Since 2003 the brand and it’s products have matured a lot. The bold statements have become more subtle and have been fine tuned with a more sophisticated edge. The cut of the suite and material have been refined. Matthew, who’s working on Social Suicide full time, has built contacts with sellers as well as manufactures and prepared the whole concept with great success.

27th Apr '08

Through POKE I was given the lovely opportunity to work with the great people at Ottolenghi and help them to design and build their new website. When working for a medium-sized company such as POKE (approx. 50ppl), where larger clients take up the majority of studio time, these kind of smaller/independent clients and projects come as a long awaited breeze of fresh air on a hot summers day.

A few words on the design:

Working with the Ottolenghi brand was difficult — or maybe ‘challenging’ is the correct phrase. They are very minimalistic but still carry a personality. So the difficulty / challenge was to keep it very slimmed-down but still engaging.

The above screen is of the current homepage.

The design is based around a simple 8 column grid (show / hide grid). I decided to left align the page to give use of the browser edge for a “full bleed” photographic treatment. Another repeating photographic treatment is the overlaying and slightly anti-top-aligned treatment that can be seen on all top level pages (except the blog) and on recipes where images are in portrait instead of horizontal format.

A few words on the build:

I also did the front end build of the site, while the back-end was delivered by Nilesh Ashra. It was my first project using the jQuery javascript library and the first project i’ve been involved with that uses the “Death Star”, which is a Model-View-Controller approached PHP framework developed by Igor Clark and Nilesh.

If I knew what I know now, I would probably have used the MooTools 1.2 (currently in beta) javascript framework instead of jQuery 1.2.3. Not because jQuery didn’t get the job done or was hard to work with; at the time I hadn’t tried either of them, or given jQuery a chance. Since then I have worked on another project and given MooTools a chance and it turns out that MooTool suits me a bit better.
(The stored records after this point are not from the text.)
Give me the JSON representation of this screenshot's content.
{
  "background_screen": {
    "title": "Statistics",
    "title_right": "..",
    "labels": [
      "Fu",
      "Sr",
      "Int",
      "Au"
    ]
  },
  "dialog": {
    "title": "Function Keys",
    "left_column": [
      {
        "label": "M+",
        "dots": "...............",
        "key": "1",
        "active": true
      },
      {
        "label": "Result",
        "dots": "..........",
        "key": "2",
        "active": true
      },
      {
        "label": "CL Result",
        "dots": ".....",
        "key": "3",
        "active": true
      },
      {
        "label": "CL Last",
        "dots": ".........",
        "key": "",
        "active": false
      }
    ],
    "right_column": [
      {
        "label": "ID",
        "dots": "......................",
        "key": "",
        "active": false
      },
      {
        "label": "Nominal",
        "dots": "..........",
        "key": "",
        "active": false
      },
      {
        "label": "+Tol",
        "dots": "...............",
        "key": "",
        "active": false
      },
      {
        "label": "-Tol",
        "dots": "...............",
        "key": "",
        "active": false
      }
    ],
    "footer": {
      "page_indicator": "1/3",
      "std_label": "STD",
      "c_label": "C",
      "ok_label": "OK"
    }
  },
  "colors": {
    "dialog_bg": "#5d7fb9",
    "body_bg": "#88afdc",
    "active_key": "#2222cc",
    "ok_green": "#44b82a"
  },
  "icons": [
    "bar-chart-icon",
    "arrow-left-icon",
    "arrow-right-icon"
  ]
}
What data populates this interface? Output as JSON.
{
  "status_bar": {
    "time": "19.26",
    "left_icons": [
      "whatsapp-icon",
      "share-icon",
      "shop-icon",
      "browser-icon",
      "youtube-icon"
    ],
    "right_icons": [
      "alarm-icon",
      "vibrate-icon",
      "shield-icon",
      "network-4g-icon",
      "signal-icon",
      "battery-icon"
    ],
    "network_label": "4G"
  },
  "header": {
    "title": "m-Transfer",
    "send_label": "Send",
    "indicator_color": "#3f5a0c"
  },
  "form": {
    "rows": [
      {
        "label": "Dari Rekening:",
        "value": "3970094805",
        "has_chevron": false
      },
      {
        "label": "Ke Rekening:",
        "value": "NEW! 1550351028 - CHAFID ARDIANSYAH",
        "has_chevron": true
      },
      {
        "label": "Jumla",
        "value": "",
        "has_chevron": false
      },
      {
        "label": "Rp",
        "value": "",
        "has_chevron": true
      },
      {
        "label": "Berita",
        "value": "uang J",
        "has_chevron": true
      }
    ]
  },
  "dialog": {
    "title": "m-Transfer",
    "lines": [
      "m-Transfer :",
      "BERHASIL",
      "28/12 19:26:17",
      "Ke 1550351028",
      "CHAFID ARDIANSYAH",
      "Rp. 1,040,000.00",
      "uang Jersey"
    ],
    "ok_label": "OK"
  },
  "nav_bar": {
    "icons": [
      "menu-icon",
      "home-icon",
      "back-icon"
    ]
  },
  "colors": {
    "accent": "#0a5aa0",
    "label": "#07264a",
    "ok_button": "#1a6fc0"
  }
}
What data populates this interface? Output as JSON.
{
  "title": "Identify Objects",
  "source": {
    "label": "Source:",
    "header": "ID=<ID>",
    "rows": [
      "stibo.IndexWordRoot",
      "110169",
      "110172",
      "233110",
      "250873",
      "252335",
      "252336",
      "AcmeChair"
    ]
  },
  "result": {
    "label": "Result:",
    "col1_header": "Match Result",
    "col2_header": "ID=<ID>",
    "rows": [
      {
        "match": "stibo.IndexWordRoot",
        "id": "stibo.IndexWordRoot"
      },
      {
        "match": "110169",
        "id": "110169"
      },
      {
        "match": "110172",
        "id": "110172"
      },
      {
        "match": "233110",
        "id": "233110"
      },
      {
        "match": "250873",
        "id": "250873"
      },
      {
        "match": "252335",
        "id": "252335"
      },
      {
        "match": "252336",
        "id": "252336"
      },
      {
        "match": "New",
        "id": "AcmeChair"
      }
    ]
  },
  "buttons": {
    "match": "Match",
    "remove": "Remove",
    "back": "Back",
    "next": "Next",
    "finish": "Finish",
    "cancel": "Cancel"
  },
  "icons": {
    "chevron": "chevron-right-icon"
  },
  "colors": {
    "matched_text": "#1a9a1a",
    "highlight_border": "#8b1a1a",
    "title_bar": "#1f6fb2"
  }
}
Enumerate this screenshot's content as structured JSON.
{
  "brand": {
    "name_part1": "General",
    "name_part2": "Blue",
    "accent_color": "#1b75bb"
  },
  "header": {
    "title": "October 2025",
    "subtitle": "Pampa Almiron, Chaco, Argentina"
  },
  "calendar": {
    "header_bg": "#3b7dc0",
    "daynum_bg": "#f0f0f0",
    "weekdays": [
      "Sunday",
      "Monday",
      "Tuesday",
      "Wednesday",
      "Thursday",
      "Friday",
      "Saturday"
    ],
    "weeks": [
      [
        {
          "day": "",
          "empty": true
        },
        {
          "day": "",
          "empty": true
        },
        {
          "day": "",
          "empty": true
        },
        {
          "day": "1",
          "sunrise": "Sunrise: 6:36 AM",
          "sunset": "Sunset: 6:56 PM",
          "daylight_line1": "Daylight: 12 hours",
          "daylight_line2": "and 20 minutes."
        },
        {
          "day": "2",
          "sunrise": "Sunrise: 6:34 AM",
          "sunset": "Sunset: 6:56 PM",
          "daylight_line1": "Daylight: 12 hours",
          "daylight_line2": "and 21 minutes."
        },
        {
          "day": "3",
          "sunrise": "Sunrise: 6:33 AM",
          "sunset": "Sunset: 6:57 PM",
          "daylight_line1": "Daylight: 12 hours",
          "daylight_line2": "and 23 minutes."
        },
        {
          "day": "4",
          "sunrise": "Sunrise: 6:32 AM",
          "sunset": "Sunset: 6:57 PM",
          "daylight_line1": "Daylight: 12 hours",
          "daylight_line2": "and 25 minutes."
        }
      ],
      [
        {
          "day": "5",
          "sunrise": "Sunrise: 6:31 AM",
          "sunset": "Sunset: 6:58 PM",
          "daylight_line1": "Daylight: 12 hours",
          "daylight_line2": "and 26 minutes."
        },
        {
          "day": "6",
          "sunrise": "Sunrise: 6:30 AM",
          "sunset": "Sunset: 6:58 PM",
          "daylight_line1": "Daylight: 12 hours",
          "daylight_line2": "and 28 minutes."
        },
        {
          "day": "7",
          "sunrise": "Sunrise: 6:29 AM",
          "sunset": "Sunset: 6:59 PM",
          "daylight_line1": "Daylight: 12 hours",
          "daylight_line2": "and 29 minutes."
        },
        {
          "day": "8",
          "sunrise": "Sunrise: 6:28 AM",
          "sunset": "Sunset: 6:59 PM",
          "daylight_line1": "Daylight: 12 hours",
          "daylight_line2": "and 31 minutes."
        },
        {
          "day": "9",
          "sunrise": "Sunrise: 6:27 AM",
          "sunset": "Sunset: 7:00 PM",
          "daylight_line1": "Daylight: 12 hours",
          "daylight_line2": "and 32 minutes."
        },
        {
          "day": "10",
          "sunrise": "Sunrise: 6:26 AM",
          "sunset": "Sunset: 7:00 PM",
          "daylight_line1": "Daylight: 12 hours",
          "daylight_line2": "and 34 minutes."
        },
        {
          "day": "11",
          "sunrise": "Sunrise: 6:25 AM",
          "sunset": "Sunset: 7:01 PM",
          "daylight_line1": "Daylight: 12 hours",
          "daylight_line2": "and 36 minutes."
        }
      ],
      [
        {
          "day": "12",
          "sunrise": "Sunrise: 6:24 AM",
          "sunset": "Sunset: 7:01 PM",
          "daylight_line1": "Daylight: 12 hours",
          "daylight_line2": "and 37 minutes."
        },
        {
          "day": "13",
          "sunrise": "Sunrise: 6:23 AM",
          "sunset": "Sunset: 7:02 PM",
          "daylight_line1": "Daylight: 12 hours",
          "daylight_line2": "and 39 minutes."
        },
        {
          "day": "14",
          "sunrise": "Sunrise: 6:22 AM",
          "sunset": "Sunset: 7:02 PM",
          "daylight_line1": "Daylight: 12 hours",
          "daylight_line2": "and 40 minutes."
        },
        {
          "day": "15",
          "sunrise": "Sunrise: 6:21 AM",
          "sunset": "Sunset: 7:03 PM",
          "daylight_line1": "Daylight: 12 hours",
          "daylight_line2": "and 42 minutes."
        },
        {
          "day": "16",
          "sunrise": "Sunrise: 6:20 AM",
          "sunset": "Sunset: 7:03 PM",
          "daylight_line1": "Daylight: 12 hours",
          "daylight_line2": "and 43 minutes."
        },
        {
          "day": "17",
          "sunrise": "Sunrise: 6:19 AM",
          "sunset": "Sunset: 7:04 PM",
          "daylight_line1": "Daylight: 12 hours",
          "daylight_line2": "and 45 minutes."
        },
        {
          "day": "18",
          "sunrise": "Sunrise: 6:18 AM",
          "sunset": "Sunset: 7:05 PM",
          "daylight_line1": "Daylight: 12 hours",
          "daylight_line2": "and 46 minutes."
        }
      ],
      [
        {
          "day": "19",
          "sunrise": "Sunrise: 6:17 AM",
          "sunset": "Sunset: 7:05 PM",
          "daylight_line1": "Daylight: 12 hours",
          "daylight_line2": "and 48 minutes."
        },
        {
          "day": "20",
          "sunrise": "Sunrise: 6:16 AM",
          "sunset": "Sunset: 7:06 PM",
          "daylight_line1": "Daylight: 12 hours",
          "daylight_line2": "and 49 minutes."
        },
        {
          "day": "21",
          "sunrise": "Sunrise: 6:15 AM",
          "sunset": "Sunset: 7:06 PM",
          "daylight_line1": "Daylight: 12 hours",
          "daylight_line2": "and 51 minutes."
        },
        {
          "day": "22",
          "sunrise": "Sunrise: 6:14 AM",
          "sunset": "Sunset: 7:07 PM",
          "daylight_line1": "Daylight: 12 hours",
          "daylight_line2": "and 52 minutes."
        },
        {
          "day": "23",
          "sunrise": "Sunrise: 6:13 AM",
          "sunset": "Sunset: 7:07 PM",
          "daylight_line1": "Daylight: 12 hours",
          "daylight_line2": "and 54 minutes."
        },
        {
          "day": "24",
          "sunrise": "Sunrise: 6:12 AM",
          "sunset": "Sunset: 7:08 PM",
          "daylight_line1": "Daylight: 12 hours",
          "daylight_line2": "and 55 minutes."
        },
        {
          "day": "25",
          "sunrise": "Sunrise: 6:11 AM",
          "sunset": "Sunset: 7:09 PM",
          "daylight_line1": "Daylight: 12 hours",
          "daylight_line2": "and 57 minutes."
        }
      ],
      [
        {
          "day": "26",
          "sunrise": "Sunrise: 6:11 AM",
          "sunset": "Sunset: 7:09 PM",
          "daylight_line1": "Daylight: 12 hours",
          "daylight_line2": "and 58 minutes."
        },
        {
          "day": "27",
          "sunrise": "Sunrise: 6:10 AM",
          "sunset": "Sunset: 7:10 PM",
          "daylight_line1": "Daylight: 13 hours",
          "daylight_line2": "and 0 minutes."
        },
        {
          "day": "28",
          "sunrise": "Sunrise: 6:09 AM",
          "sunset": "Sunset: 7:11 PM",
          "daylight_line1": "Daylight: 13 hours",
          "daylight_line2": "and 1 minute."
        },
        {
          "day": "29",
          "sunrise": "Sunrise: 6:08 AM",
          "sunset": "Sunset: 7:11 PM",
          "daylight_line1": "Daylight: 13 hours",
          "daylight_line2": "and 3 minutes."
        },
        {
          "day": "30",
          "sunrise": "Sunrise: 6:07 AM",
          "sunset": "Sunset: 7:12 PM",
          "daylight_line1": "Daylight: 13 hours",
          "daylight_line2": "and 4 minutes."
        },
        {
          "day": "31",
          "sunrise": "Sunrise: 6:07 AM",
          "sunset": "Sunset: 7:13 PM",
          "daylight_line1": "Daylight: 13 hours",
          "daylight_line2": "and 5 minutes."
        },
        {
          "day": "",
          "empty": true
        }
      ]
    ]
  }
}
Working with Nilesh and the “Death Star” framework worked out great. It made me hungry for more Model-View-Controller approached PHP and I am now looking into what codeigniter can do to please that part of my brain.

So, wrapping up,

I’m pleased with the result and the project was a real pleasure to work on. No other client has offered me such good meeting snacks and lunches as Ottolenghi.

One of the few downsides about working on this project was that it kept me constantly hungry. I thought that working on the GoodFood website last year had made me immune to fooling my body that the glycogen level of the liver has fallen and activating the hunger feeling by looking at food photos on screen.

Thankfully, in a few weeks, their new cookbook will be out (which I have flipped through and can confirm looks amazing) so that Willow and I can cook all the dishes I have been drooling at for the last couple of months.

16th Feb '07

The last of the three monster projects I was involved in during 2006, has been launched, so I thought I would present all three under the same post.

So in chronological order:

  1. topshop.com A huge e-commerce website. POKE designed and built the html templates that then was incorporated into a huge system build by IBM that goes under the name ‘webasphere’. The difficulties were to get the web page to feel fresh and still keep within all the heavy restrictions the system came with.
    Read more about the website at Tom Hostler’s blog

  2. bbcgoodfood.com A website for an already existing magazine. This was a very intense project with almost no speed bumps along the road. All wireframes had been done. All content existed.
    Read more about the website at Tom Hostler’s blog

  3. travel.dk.com Last but not least. A web site for the travel books published by Dorling Kindersley (DK).
    Aside from the normal travel website stuff – browsing your chosen destination and viewing/reading about attractions – you can create your own attractions, print, download and share your own compilation or personalised travel guide.